Justice Samuel Alito wrote in the Court’s decision, “We end this opinion where we began. Abortion presents a profound moral question. The Constitution does not prohibit the citizens of each State from regulating or prohibiting abortion. Roe and Casey arrogated that authority. We now overrule those decisions and return that authority to the people and their elected representatives.”
“We hold that Roe and Casey must be overruled. The Constitution makes no reference to abortion, and no such right is implicitly protected by any constitutional provision, including the one on which the defenders of Roe and Casey now chiefly rely—the Due Process Clause of the Fourteenth
Amendment.
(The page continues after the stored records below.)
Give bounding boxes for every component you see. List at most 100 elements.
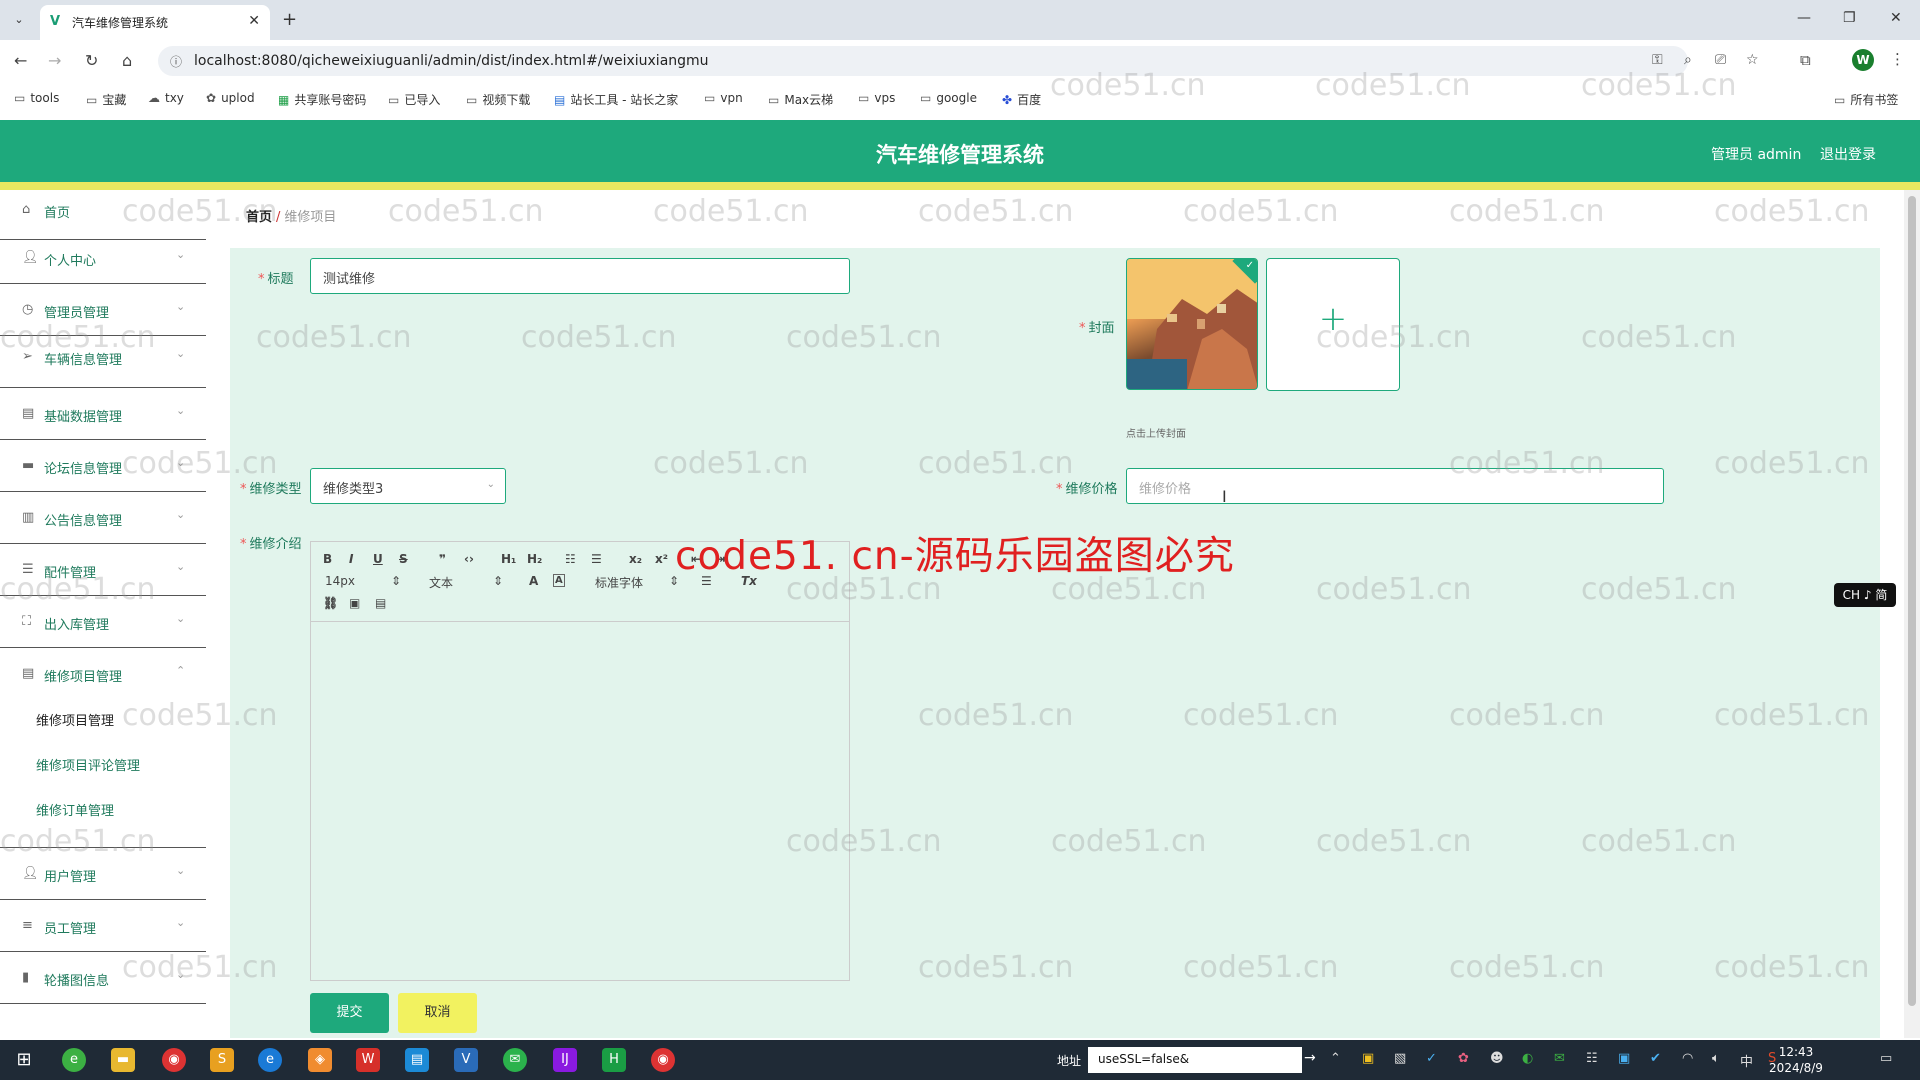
chrome-icon[interactable]: ◉ [162,1048,186,1072]
sidebar-item-staff[interactable]: ≡ 员工管理 ⌄ [0,900,206,952]
sidebar-item-admins[interactable]: ◷ 管理员管理 ⌄ [0,284,206,336]
extensions-icon[interactable]: ⧉ [1800,51,1811,69]
screenshot-icon[interactable]: ⎚ [1715,52,1726,68]
wifi-icon[interactable]: ◠ [1682,1051,1693,1066]
writer-icon[interactable]: ▤ [405,1048,429,1072]
go-arrow-icon[interactable]: → [1304,1050,1316,1066]
bookmark-star-icon[interactable]: ☆ [1746,52,1759,68]
tray-app-icon[interactable]: ◐ [1522,1051,1533,1066]
breadcrumb-home[interactable]: 首页 [246,210,272,225]
reload-icon[interactable]: ↻ [85,51,98,70]
close-tab-icon[interactable]: ✕ [248,13,260,29]
price-input[interactable]: 维修价格 [1126,468,1664,504]
sidebar-item-personal[interactable]: 👤︎ 个人中心 ⌄ [0,232,206,284]
subscript-icon[interactable]: x₂ [629,552,642,566]
link-icon[interactable]: ⛓ [323,596,338,610]
bookmark-item[interactable]: ▭ 宝藏 [86,91,126,108]
tray-app-icon[interactable]: ▧ [1394,1051,1406,1066]
home-icon[interactable]: ⌂ [122,51,132,70]
tray-app-icon[interactable]: ✿ [1458,1051,1469,1066]
bookmark-item[interactable]: ✤ 百度 [1002,91,1041,108]
background-color-icon[interactable]: A [553,574,565,587]
submit-button[interactable]: 提交 [310,993,389,1033]
bullet-list-icon[interactable]: ☰ [591,552,602,566]
sidebar-item-forum[interactable]: ▬ 论坛信息管理 ⌄ [0,440,206,492]
title-input[interactable]: 测试维修 [310,258,850,294]
tray-app-icon[interactable]: ✔ [1650,1051,1661,1066]
video-icon[interactable]: ▤ [375,596,386,610]
font-family-select[interactable]: 标准字体 [595,574,643,591]
ime-lang-icon[interactable]: 中 [1740,1051,1753,1070]
bookmark-item[interactable]: ▭ 视频下载 [466,91,530,108]
app-360-icon[interactable]: e [62,1048,86,1072]
sidebar-item-parts[interactable]: ☰ 配件管理 ⌄ [0,544,206,596]
tray-app-icon[interactable]: ▣ [1618,1051,1630,1066]
italic-icon[interactable]: I [349,552,353,566]
h1-icon[interactable]: H₁ [501,552,516,566]
quote-icon[interactable]: ❞ [439,552,446,566]
tray-app-icon[interactable]: ▣ [1362,1051,1374,1066]
bookmark-item[interactable]: ▭ google [920,91,977,105]
type-select[interactable]: 维修类型3 ⌄ [310,468,506,504]
restore-icon[interactable]: ❐ [1843,10,1856,26]
sidebar-item-users[interactable]: 👤︎ 用户管理 ⌄ [0,848,206,900]
cover-thumbnail[interactable]: ✓ [1126,258,1258,390]
strike-icon[interactable]: S [399,552,408,566]
edge-icon[interactable]: e [258,1048,282,1072]
bookmark-item[interactable]: ▭ vpn [704,91,743,105]
sidebar-item-notices[interactable]: ▥ 公告信息管理 ⌄ [0,492,206,544]
code-icon[interactable]: ‹› [464,552,474,566]
block-format-select[interactable]: 文本 [429,574,453,591]
font-color-icon[interactable]: A [529,574,538,588]
all-bookmarks[interactable]: ▭ 所有书签 [1834,91,1898,108]
sidebar-item-stock[interactable]: ⛶ 出入库管理 ⌄ [0,596,206,648]
browser-tab[interactable]: V 汽车维修管理系统 ✕ [40,5,270,40]
sidebar-item-carousel[interactable]: ▮ 轮播图信息 ⌄ [0,952,206,1004]
ime-indicator[interactable]: CH ♪ 简 [1834,583,1896,607]
site-info-icon[interactable]: ⓘ [170,53,182,70]
cancel-button[interactable]: 取消 [398,993,477,1033]
forward-icon[interactable]: → [48,51,61,70]
logout-link[interactable]: 退出登录 [1820,144,1876,164]
minimize-icon[interactable]: — [1797,10,1811,26]
font-size-select[interactable]: 14px [325,574,355,588]
back-icon[interactable]: ← [14,51,27,70]
browser-menu-icon[interactable]: ⋮ [1890,50,1905,68]
sublime-icon[interactable]: S [210,1048,234,1072]
tray-wechat-icon[interactable]: ✉ [1554,1051,1565,1066]
sidebar-item-repair-projects[interactable]: ▤ 维修项目管理 ⌃ 维修项目管理 维修项目评论管理 维修订单管理 [0,648,206,848]
underline-icon[interactable]: U [373,552,383,566]
bookmark-item[interactable]: ▦ 共享账号密码 [278,91,366,108]
windows-start-icon[interactable]: ⊞ [12,1048,36,1072]
chrome-icon[interactable]: ◉ [651,1048,675,1072]
scrollbar-thumb[interactable] [1908,196,1916,1006]
sidebar-sub-repair-orders[interactable]: 维修订单管理 [36,800,114,819]
bookmark-item[interactable]: ▭ tools [14,91,59,105]
notification-icon[interactable]: ▭ [1880,1051,1892,1066]
bookmark-item[interactable]: ▭ 已导入 [388,91,440,108]
bold-icon[interactable]: B [323,552,332,566]
sidebar-sub-repair-comments[interactable]: 维修项目评论管理 [36,755,140,774]
password-key-icon[interactable]: ⚿ [1652,52,1663,68]
app-orange-icon[interactable]: ◈ [308,1048,332,1072]
taskbar-address-input[interactable]: useSSL=false& [1088,1047,1302,1073]
url-input[interactable]: ⓘ localhost:8080/qicheweixiuguanli/admin… [158,46,1759,76]
close-window-icon[interactable]: ✕ [1890,10,1902,26]
h2-icon[interactable]: H₂ [527,552,542,566]
tray-app-icon[interactable]: ✓ [1426,1051,1437,1066]
page-scrollbar[interactable] [1904,190,1920,1038]
bookmark-item[interactable]: ▭ Max云梯 [768,91,833,108]
bookmark-item[interactable]: ▤ 站长工具 - 站长之家 [554,91,678,108]
sidebar-item-basic-data[interactable]: ▤ 基础数据管理 ⌄ [0,388,206,440]
bookmark-item[interactable]: ☁ txy [148,91,184,105]
image-icon[interactable]: ▣ [349,596,360,610]
sidebar-item-vehicles[interactable]: ➢ 车辆信息管理 ⌄ [0,336,206,388]
wps-icon[interactable]: W [356,1048,380,1072]
tray-app-icon[interactable]: ☷ [1586,1051,1598,1066]
sidebar-sub-repair-projects[interactable]: 维修项目管理 [36,710,114,729]
taskbar-clock[interactable]: 12:43 2024/8/9 [1756,1044,1836,1076]
bookmark-item[interactable]: ✿ uplod [206,91,255,105]
vscode-icon[interactable]: V [454,1048,478,1072]
intellij-icon[interactable]: IJ [553,1048,577,1072]
zoom-icon[interactable]: ⌕ [1684,52,1692,68]
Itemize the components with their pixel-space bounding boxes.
That provision has been held to guarantee some rights that are not mentioned in the Constitution, but any such right must be “deeply rooted in this Nation’s history and tradition” and “implicit in the concept of ordered liberty.”
The opinion continued, “The right to abortion does not fall within this category. Until the latter part of the 20th century, such a right was entirely unknown in American law. Indeed, when the Fourteenth Amendment was adopted, three-quarters of the States made abortion a crime at all stages of pregnancy. The abortion right is also critically different from any other right that this Court has held to fall within the Fourteenth Amendment’s protection of “liberty.” Roe’s defenders characterize the abortion right as similar to the rights recognized in past decisions involving matters such as intimate sexual relations, contraception, and marriage, but abortion is fundamentally different, as both Roe and Casey acknowledged, because it destroys what those decisions called “fetal life” and what the law now before us describes as an “unborn human being.”
“Roe was egregiously wrong from the start. Its reasoning was exceptionally weak, and the decision has had damaging consequences. And far from bringing about a national settlement of the abortion issue, Roe and Casey have enflamed debate and deepened division. It is time to heed the Constitution and return the issue of abortion to the people’s elected representatives. “The permissibility of abortion, and the limitations, upon it, are to be resolved like most important questions in our democracy: by citizens trying to persuade one another and then voting… That is what the Constitution and the rule of law demand.”